C’era una volta… anzi c’è ancora, perché non è una fiaba, nella laguna di Venezia, lo chiamano Mimmo, e i turisti lo fotografano come fosse un’attrazione, “che bello, ci sono i delfini”, dicono, mentre le autorità cercano di riportarlo fuori, per il semplice fatto che i delfini non vanno in vacanza nei canali, e non sono venuti a Venezia per farsi vedere. Ma come, i delfini? Così carini? Così simpatici anche negli acquari? Così sempre felici!
Mimmo compare nella laguna dallo scorso luglio e è ormai una presenza fissa soprattutto nel Bacino di San Marco. Secondo i biologi del Museo di Storia Naturale Giancarlo Ligabue di Venezia, entra e riesce periodicamente dal mare aperto, attratto dal cibo e dal movimento, tuttavia resta intrappolato sempre più a lungo nei canali. Le autorità, tra cui il CERT (Cetacean Strandings Emergency Response Team) e la Guardia Costiera hanno avviato una campagna per salvarlo, insomma il rischio è evidente: ferite da eliche, stress acustico, disorientamento (ma come? È così felice! Sorride sempre!). Le indicazioni ufficiali sono chiare: mantenere almeno cinquanta metri di distanza, non dargli cibo, non inseguirlo con le barche, lasciarlo in pace, e naturalmente i turisti fanno l’esatto contrario.
Anché perché “delfino a Venezia” diventa un colpo Instagram, e le escursioni in barca, e le guide che lo segnalano, e i taxi d’acqua che lo inseguono: è diventato una meraviglia da brochure. Nessuno si chiede se dove lo vedono stare è il suo posto, nessuno pensa che dietro l’entusiasmo ci sia un animale perso.
Non è la prima volta: nel 2021 due delfini erano stati avvistati nel Canal Grande, anche loro applauditi come visitatori eccellenti. In ogni caso delfini non vengono a Venezia per un weekend romantico: finiscono dentro la laguna e non riescono più a uscirne. Il loro orientamento si basa sull’ecolocazione, un sistema raffinato di suoni e echi che permette di ricostruire lo spazio circostante e la laguna è una trappola acustica: i motori, le eliche, i muri, le strutture subacque, la gente che li chiama, il rimbombo continuo li “sconfondono” (come dice la scrittrice e scienziata Giulia Bignami, suo piccolo vezzo linguistico). Uno studio dell’Istituto di Scienze Marine del CNR ha mostrato come l’inquinamento acustico alteri le vocalizzazioni e i percorsi dei Tursiops truncatus, che tendono a restare in aree più silenziose o a ridurre l’attività comunicativa. Venezia, per un delfino, è l’equivalente di una discoteca senza uscite (a me non è mai capitato perché non sono mai entrato in una discoteca, però una volta non riuscivo a trovare l’uscita del salone del Libro di Torino, mi sentivo un delfino a Venezia, anche per questo non ci ho più messo piede).
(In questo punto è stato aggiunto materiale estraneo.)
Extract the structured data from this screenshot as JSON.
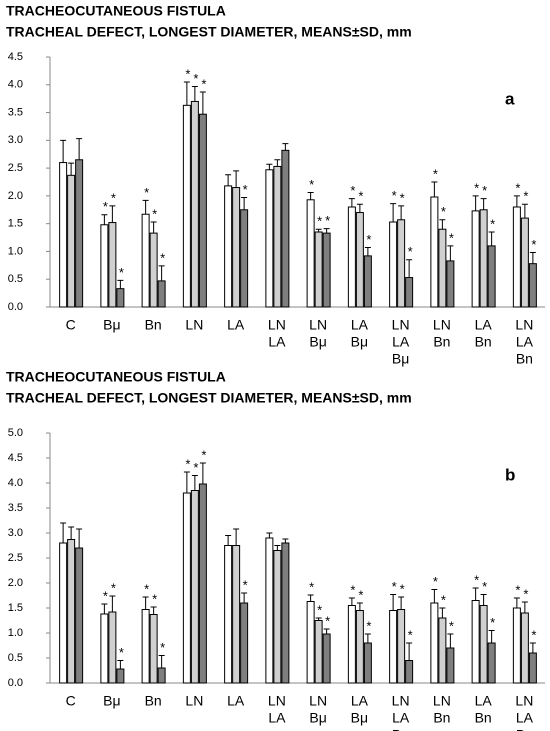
{
  "chart_data": [
    {
      "type": "bar",
      "title": "TRACHEOCUTANEOUS FISTULA",
      "subtitle": "TRACHEAL  DEFECT, LONGEST DIAMETER, MEANS±SD, mm",
      "panel_label": "a",
      "categories": [
        [
          "C"
        ],
        [
          "Bμ"
        ],
        [
          "Bn"
        ],
        [
          "LN"
        ],
        [
          "LA"
        ],
        [
          "LN",
          "LA"
        ],
        [
          "LN",
          "Bμ"
        ],
        [
          "LA",
          "Bμ"
        ],
        [
          "LN",
          "LA",
          "Bμ"
        ],
        [
          "LN",
          "Bn"
        ],
        [
          "LA",
          "Bn"
        ],
        [
          "LN",
          "LA",
          "Bn"
        ]
      ],
      "ylim": [
        0,
        4.5
      ],
      "yticks": [
        {
          "value": 0,
          "label": "0.0"
        },
        0.5,
        {
          "value": 1,
          "label": "1.0"
        },
        1.5,
        {
          "value": 2,
          "label": "2.0"
        },
        2.5,
        {
          "value": 3,
          "label": "3.0"
        },
        3.5,
        {
          "value": 4,
          "label": "4.0"
        },
        4.5
      ],
      "grid": false,
      "series": [
        {
          "color": "#ffffff",
          "values": [
            2.6,
            1.48,
            1.67,
            3.63,
            2.18,
            2.47,
            1.93,
            1.8,
            1.53,
            1.98,
            1.73,
            1.8
          ],
          "errors": [
            0.4,
            0.18,
            0.25,
            0.42,
            0.2,
            0.1,
            0.13,
            0.15,
            0.33,
            0.27,
            0.27,
            0.2
          ],
          "stars": [
            null,
            "*",
            "*",
            "*",
            null,
            null,
            "*",
            "*",
            "*",
            "*",
            "*",
            "*"
          ]
        },
        {
          "color": "#d0d0d0",
          "values": [
            2.37,
            1.52,
            1.33,
            3.7,
            2.15,
            2.53,
            1.35,
            1.7,
            1.57,
            1.4,
            1.75,
            1.6
          ],
          "errors": [
            0.22,
            0.3,
            0.2,
            0.27,
            0.3,
            0.12,
            0.05,
            0.15,
            0.25,
            0.17,
            0.2,
            0.25
          ],
          "stars": [
            null,
            "*",
            "*",
            "*",
            null,
            null,
            "*",
            "*",
            "*",
            "*",
            "*",
            "*"
          ]
        },
        {
          "color": "#7f7f7f",
          "values": [
            2.65,
            0.33,
            0.47,
            3.47,
            1.75,
            2.82,
            1.33,
            0.92,
            0.53,
            0.83,
            1.1,
            0.78
          ],
          "errors": [
            0.38,
            0.15,
            0.27,
            0.4,
            0.22,
            0.12,
            0.08,
            0.15,
            0.32,
            0.27,
            0.25,
            0.2
          ],
          "stars": [
            null,
            "*",
            "*",
            "*",
            "*",
            null,
            "*",
            "*",
            "*",
            "*",
            "*",
            "*"
          ]
        }
      ]
    },
    {
      "type": "bar",
      "title": "TRACHEOCUTANEOUS FISTULA",
      "subtitle": "TRACHEAL  DEFECT, LONGEST DIAMETER, MEANS±SD, mm",
      "panel_label": "b",
      "categories": [
        [
          "C"
        ],
        [
          "Bμ"
        ],
        [
          "Bn"
        ],
        [
          "LN"
        ],
        [
          "LA"
        ],
        [
          "LN",
          "LA"
        ],
        [
          "LN",
          "Bμ"
        ],
        [
          "LA",
          "Bμ"
        ],
        [
          "LN",
          "LA",
          "Bμ"
        ],
        [
          "LN",
          "Bn"
        ],
        [
          "LA",
          "Bn"
        ],
        [
          "LN",
          "LA",
          "Bn"
        ]
      ],
      "ylim": [
        0,
        5
      ],
      "yticks": [
        {
          "value": 0,
          "label": "0.0"
        },
        0.5,
        {
          "value": 1,
          "label": "1.0"
        },
        1.5,
        {
          "value": 2,
          "label": "2.0"
        },
        2.5,
        {
          "value": 3,
          "label": "3.0"
        },
        3.5,
        {
          "value": 4,
          "label": "4.0"
        },
        4.5,
        {
          "value": 5,
          "label": "5.0"
        }
      ],
      "grid": false,
      "series": [
        {
          "color": "#ffffff",
          "values": [
            2.8,
            1.38,
            1.47,
            3.8,
            2.75,
            2.9,
            1.63,
            1.55,
            1.45,
            1.6,
            1.65,
            1.5
          ],
          "errors": [
            0.4,
            0.2,
            0.25,
            0.42,
            0.2,
            0.1,
            0.13,
            0.15,
            0.32,
            0.27,
            0.25,
            0.2
          ],
          "stars": [
            null,
            "*",
            "*",
            "*",
            null,
            null,
            "*",
            "*",
            "*",
            "*",
            "*",
            "*"
          ]
        },
        {
          "color": "#d0d0d0",
          "values": [
            2.87,
            1.42,
            1.37,
            3.85,
            2.75,
            2.65,
            1.25,
            1.45,
            1.47,
            1.3,
            1.55,
            1.4
          ],
          "errors": [
            0.25,
            0.32,
            0.15,
            0.3,
            0.33,
            0.1,
            0.05,
            0.15,
            0.25,
            0.2,
            0.22,
            0.22
          ],
          "stars": [
            null,
            "*",
            "*",
            "*",
            null,
            null,
            "*",
            "*",
            "*",
            "*",
            "*",
            "*"
          ]
        },
        {
          "color": "#7f7f7f",
          "values": [
            2.7,
            0.28,
            0.3,
            3.98,
            1.6,
            2.8,
            0.98,
            0.8,
            0.45,
            0.7,
            0.8,
            0.6
          ],
          "errors": [
            0.38,
            0.17,
            0.25,
            0.42,
            0.2,
            0.08,
            0.1,
            0.18,
            0.35,
            0.28,
            0.25,
            0.2
          ],
          "stars": [
            null,
            "*",
            "*",
            "*",
            "*",
            null,
            "*",
            "*",
            "*",
            "*",
            "*",
            "*"
          ]
        }
      ]
    }
  ]
}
Gli esperti del CERT provano a guidarlo verso il mare e ogni barca che gli si avvicina per “vederlo meglio” peggiora la situazione. Mimmo non è un miliardario con lo yacht, non è Jeff Bezos che ha deciso di passare un weekend nella laguna, è un animale che si è perso e noi lo applaudiamo come se fosse una star di passaggio.
Il mito del delfino felice nasce da un errore di forma. La bocca ricurva verso l’alto ci illude che sorrida, purtroppo è solo anatomia. Lo spiega il nostro più grande neuroetologo, Giorgio Vallortigara, nel saggio Piccoli equivoci fra noi animali (consiglio di leggerlo, illuminante): i delfini non possono sorridere, la muscolatura del muso è bloccata, non hanno mimica facciale. Non possono esprimere allegria, e neppure tristezza, perché il volto resta sempre uguale. È per questo che nessuno ha mai visto un delfino triste, anche quando è triste: sembra che rida sempre. È l’equivoco perfetto tra la nostra proiezione emotiva e la sua totale indifferenza espressiva.
Ecco allora la scena reale: un delfino intrappolato e disorientato che noi scambiamo per allegro. Non è Mimmo a essersi perso nella laguna, siamo noi a esserci persi nella nostra idea di natura. Siamo noi che ridiamo come scemi.